Perhaps if the current round of liberalization succeeds the German people will see cause and effect and be willing to pursue additional reforms at a later time.

Having faced total destruction in World War II, Germany’s new democracy adopted in the late 1940s a social market economy that would ensure that basic living conditions were met while taking on the colossal task of building a new state. This system was built upon a set of preconditions. They do not take into consideration our nation’s currently changing demographics. Our model is in great need of repair.

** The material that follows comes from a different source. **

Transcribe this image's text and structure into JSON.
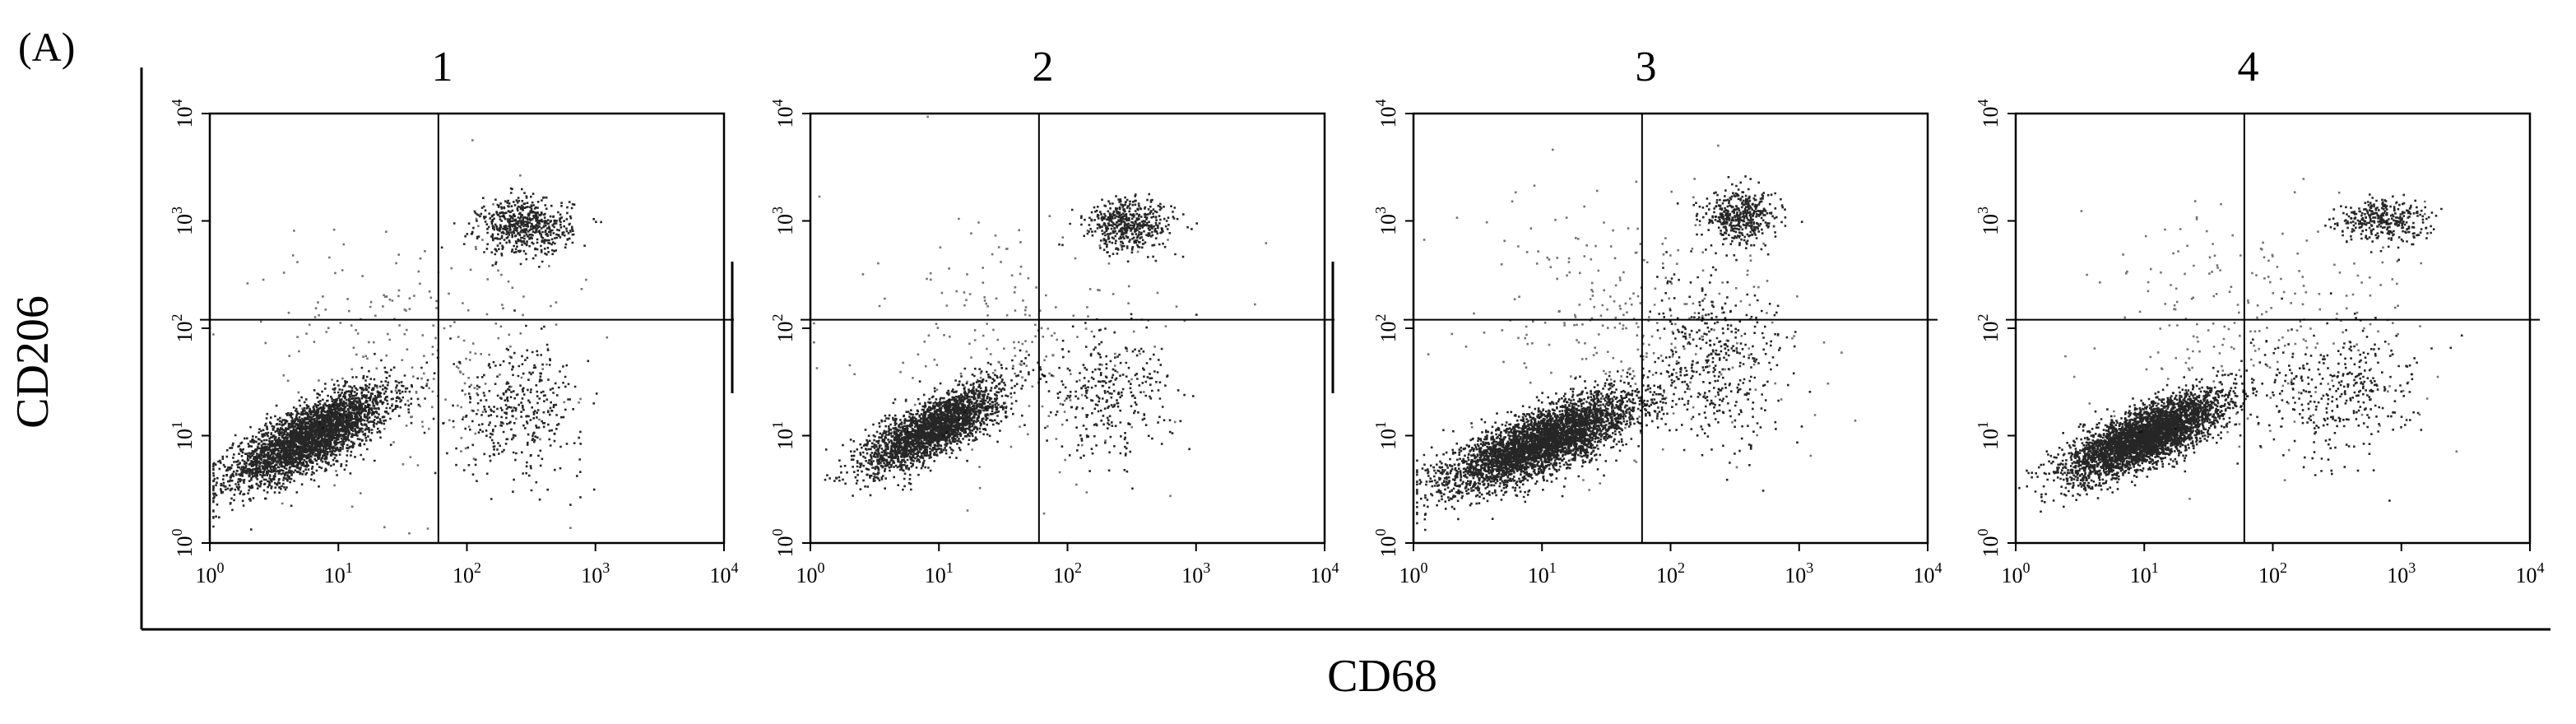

Today Chancellor Gerhard Schroeder presents parliament with a bill that will attempt to save our system, but his plan doesn’t go far enough and will not solve our fundamental problem of lagging behind in Europe when it comes to economic growth.

The social market model relied on a rather unusual mix of free-market principles and government intervention in the health and pension system, education and the labor market. It worked for Germany for 50 years because it combined the components of a free-market economy — private property, competition, individual freedoms — with an amount of regulation that helped to overcome poverty and disability while promoting solidarity. High wage levels were maintained through a high degree of productivity growth. The promotion of the Mittelstand — small and medium-size, privately owned businesses — achieved a solid middle class and equitable income distribution, the backbone of Germany’s economy and democratic system.

The problem with this social model is that it has several important preconditions: It can only function with a skilled, highly educated workforce. It also needs a national consensus on certain values, such as the need for solidarity paired with competitiveness. Intergenerational solidarity, which has been the basis of the German pension system since the days of Otto von Bismarck, can only function if there are enough young people who will work and contribute to the German social system.

These preconditions are today disappearing, while the costs for the social, health and pension systems are exploding. Only 40% of Germans are regularly and fully employed, and productivity growth hasn’t kept up with wages.

The need for change has become so overwhelming that the government has had to address it by launching its so-called “Agenda 2010” reform program, which proposes a reorganization of the labor market and the social-welfare system. Legislation developed as a result of these proposals comes to a vote in the Bundestag today.

This bill as it stands does not reach far enough. Chancellor Schroeder’s already razor-thin parliamentary majority, fighting for its political survival, has been forced to water the bill down, bowing to objections from labor unions and a six-member coalition of parliamentarians who are members of the chancellor’s own Social Democratic Party.

Maybe I’m wrong and the failure of this legislation will lead to the collapse of Schroeder’s government and an opportunity for the Christian Democrats to govern and propose even bolder reforms. I certainly hope so.